Lang Lang didn’t take any chances. This was the Rachmaninoff Second Concerto, and the pianist didn’t need to exaggerate anything here. The music is an exaggeration in itself, and its unfettered romanticism is an automatic joy.


The pianist has indeed changed over the years. He has lost his mannerisms (or rather, the raised hands, the body movements seem more natural), he realized that there is no way to get “under” the Concerto, for the work has no secret meanings. Rather, he played with a healthy force, a velocity, and at times in the first and last movements, an acceleration which pushed conductor Jahja Ling to pull his orchestra to catch up with the soloist.


There was no doubt who the boss was here.
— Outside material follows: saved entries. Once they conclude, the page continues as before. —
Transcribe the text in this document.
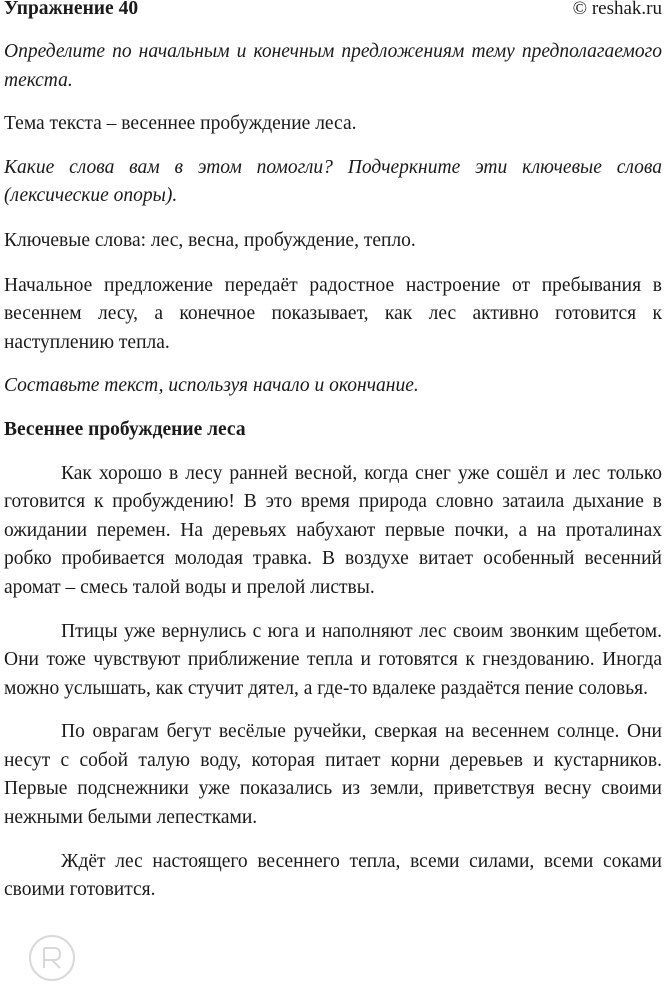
Упражнение 40	© reshak.ru

Определите по начальным и конечным предложениям тему предполагаемого текста.

Тема текста – весеннее пробуждение леса.

Какие слова вам в этом помогли? Подчеркните эти ключевые слова (лексические опоры).

Ключевые слова: лес, весна, пробуждение, тепло.

Начальное предложение передаёт радостное настроение от пребывания в весеннем лесу, а конечное показывает, как лес активно готовится к наступлению тепла.

Составьте текст, используя начало и окончание.

Весеннее пробуждение леса

Как хорошо в лесу ранней весной, когда снег уже сошёл и лес только готовится к пробуждению! В это время природа словно затаила дыхание в ожидании перемен. На деревьях набухают первые почки, а на проталинах робко пробивается молодая травка. В воздухе витает особенный весенний аромат – смесь талой воды и прелой листвы.

Птицы уже вернулись с юга и наполняют лес своим звонким щебетом. Они тоже чувствуют приближение тепла и готовятся к гнездованию. Иногда можно услышать, как стучит дятел, а где-то вдалеке раздаётся пение соловья.

По оврагам бегут весёлые ручейки, сверкая на весеннем солнце. Они несут с собой талую воду, которая питает корни деревьев и кустарников. Первые подснежники уже показались из земли, приветствуя весну своими нежными белыми лепестками.

Ждёт лес настоящего весеннего тепла, всеми силами, всеми соками своими готовится.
Mr. Ling spent as much time looking at Lang Lang as at the orchestra, and this illustrious pianist made certain that he was pulling the reins.


No matter. Lang Lang, always confident, has a warmth and playfulness which assures audience rapport, and the audience stood as one when finished. Only a churl would criticize such a pleasing performance.


The encore with orchestra started off vaguely Chinese, but soon launched into a “Happy Birthday” for a man standing in the balcony. San Diegans knew him, we New Yorkers were ignorant. The man, though, was Dr. Irwin M. Jacobs, the “Carnegie” of San Diego, whose millions in contributions allowed San Diego’s concert hall to be named in honor of this benefactor and his wife.


The test was the Prokofiev, but after Lang Lang, it was something of a comedown. Not that the orchestra is a bad one. One of their conductors, David Atherton, had been also conductor of the Hong Kong Philharmonic, so when living there, he would tell me about doing “business” in San Diego and Hong Kong–quite off the record, not always complimentary. But Mr. Atherton was the ultimate stickler for precision, and that was obviously injected into the ensemble which Indonesian-born Jahja Ling conducts today.


So one never worried about getting the Prokofiev right. No flubs at all, the tempos were right on. But after hearing this conducted over the years by Gergiev, Gilbert, Maazel etc, with the Mariinsky, the NY Phil and other orchestras, the orchestra gave off a mild radiance, not a burning incandescence.


Orson Welles painted his fictional San Diego in black and white. Jahja Ling paints his orchestra with the appropriate, never discncerting colors. And when the occasion merits–as wth Lang Lang–its colors really do glow.